I should probably post about my own beer too, so you you all don't set your expectations too high!
In the 330ml brown bottles with the red cap with the brand of an Italian beer (of which I cannot recall).
Sour Buckwheat Pale Ale
I used a significant portion of home malted buckwheat (8% I think?), plus a cereal mash of triticale and millet for something different.
The remainder was Weyermann pils malt to 1.055. The buckwheat ended up as a crystal, rather than base malt due to my over-kilning.
There's 9 IBUs of Sapphire at 90 minutes.

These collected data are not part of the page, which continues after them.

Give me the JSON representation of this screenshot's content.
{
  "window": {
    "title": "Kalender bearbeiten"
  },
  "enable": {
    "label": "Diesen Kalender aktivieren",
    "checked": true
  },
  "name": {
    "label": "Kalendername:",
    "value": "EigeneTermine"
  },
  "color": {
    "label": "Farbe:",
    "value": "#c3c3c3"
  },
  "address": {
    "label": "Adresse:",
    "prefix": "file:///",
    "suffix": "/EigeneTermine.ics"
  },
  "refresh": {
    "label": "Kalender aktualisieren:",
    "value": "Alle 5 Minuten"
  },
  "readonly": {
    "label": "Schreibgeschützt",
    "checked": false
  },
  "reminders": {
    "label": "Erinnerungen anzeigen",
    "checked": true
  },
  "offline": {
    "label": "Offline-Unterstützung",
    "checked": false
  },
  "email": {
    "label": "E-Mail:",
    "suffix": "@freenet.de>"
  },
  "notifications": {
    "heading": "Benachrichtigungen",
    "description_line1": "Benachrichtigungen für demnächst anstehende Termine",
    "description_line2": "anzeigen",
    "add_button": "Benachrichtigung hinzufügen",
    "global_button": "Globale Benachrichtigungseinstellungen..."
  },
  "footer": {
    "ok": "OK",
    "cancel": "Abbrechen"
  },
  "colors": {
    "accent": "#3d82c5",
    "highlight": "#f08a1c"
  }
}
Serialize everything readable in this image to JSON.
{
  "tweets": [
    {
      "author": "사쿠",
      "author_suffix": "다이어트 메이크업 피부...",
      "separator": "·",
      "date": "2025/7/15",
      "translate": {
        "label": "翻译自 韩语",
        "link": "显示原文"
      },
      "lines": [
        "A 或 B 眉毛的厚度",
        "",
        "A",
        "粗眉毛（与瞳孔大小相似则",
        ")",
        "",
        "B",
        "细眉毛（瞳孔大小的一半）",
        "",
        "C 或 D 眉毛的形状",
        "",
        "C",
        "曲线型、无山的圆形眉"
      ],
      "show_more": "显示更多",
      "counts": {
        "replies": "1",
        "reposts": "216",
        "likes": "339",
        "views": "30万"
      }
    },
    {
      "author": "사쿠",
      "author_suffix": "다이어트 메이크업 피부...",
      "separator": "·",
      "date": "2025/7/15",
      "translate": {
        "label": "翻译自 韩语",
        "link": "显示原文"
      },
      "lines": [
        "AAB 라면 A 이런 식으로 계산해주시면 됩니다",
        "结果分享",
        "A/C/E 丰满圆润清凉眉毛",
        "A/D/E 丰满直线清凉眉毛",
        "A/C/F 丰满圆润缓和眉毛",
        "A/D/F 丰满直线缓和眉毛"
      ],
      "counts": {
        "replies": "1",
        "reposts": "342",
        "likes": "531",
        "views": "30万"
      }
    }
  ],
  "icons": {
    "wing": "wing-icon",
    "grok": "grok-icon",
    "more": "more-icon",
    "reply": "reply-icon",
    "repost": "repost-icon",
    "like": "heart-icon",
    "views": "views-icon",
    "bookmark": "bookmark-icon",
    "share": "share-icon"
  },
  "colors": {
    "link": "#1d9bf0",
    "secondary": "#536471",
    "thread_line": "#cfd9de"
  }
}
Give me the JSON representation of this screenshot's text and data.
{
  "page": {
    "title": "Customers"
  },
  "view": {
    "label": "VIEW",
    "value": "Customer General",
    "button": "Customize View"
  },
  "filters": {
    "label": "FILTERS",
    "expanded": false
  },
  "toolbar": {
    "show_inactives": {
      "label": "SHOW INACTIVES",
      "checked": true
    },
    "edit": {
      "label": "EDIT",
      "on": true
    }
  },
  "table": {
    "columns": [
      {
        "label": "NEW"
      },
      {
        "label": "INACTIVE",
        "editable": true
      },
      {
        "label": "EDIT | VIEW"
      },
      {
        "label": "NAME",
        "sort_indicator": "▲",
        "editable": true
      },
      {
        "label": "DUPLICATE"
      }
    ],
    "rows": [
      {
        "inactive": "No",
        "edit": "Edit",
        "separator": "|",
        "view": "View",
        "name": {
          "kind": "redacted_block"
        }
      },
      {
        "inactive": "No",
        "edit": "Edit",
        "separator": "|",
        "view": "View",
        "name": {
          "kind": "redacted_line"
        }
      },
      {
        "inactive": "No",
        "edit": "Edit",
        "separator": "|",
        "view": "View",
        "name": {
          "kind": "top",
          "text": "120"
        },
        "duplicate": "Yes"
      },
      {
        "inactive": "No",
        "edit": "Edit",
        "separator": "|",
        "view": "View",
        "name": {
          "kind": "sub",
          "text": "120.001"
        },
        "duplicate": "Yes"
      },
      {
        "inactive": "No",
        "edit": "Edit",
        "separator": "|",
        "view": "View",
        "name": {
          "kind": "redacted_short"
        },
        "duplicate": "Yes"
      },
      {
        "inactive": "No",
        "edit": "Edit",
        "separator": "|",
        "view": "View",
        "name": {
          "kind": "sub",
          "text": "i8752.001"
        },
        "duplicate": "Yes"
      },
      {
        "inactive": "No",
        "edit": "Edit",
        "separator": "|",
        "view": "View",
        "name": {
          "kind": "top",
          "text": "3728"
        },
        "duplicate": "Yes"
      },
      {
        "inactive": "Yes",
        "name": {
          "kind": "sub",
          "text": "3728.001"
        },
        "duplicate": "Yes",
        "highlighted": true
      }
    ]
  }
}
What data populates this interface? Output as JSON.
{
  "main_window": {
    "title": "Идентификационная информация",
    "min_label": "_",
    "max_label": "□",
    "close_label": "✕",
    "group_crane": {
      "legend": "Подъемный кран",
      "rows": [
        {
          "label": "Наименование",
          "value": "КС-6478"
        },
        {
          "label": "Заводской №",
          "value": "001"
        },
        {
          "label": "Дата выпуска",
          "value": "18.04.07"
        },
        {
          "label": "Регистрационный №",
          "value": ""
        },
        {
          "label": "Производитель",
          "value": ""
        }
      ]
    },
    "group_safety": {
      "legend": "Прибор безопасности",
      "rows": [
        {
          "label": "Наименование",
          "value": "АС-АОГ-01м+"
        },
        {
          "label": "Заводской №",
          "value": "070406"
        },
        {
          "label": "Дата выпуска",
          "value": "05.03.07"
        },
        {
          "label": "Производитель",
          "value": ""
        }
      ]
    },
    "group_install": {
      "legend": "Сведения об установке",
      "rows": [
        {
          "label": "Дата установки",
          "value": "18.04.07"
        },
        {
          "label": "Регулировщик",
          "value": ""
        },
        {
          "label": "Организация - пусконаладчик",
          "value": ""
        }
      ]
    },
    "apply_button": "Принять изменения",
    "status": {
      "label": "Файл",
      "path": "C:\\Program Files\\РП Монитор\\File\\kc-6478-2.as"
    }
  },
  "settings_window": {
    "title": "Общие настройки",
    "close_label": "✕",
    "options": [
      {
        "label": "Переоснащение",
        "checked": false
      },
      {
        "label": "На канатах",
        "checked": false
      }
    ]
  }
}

The yeast is recultured Russian River, plus dregs from Orval, Rodenbach, and Duchesse de Bourgnon.
What to expect:
Extreme sourness! There's some not insignificant acetic acid presence, but a huge hit of lactic acid from pedio (which had a holiday in it early this year). There's some slight funky, but this is primarily a sour beer. Now - here's my admission - the beer is much too dextrinous, and has a very thick mouthfeel. I've tried to offset it with a pretty good carb, but pleased be warned it's not balanced.
I've got this beer working in a stainless keg fermenter and replaced the quantity I removed with a very thin beer (brewed thin on purpose). So though I hope you enjoy the extremely different flavours you get from the buckwheat (super nutty) with the acids, all I can do is cross my fingers that next year the batch will be more balanced.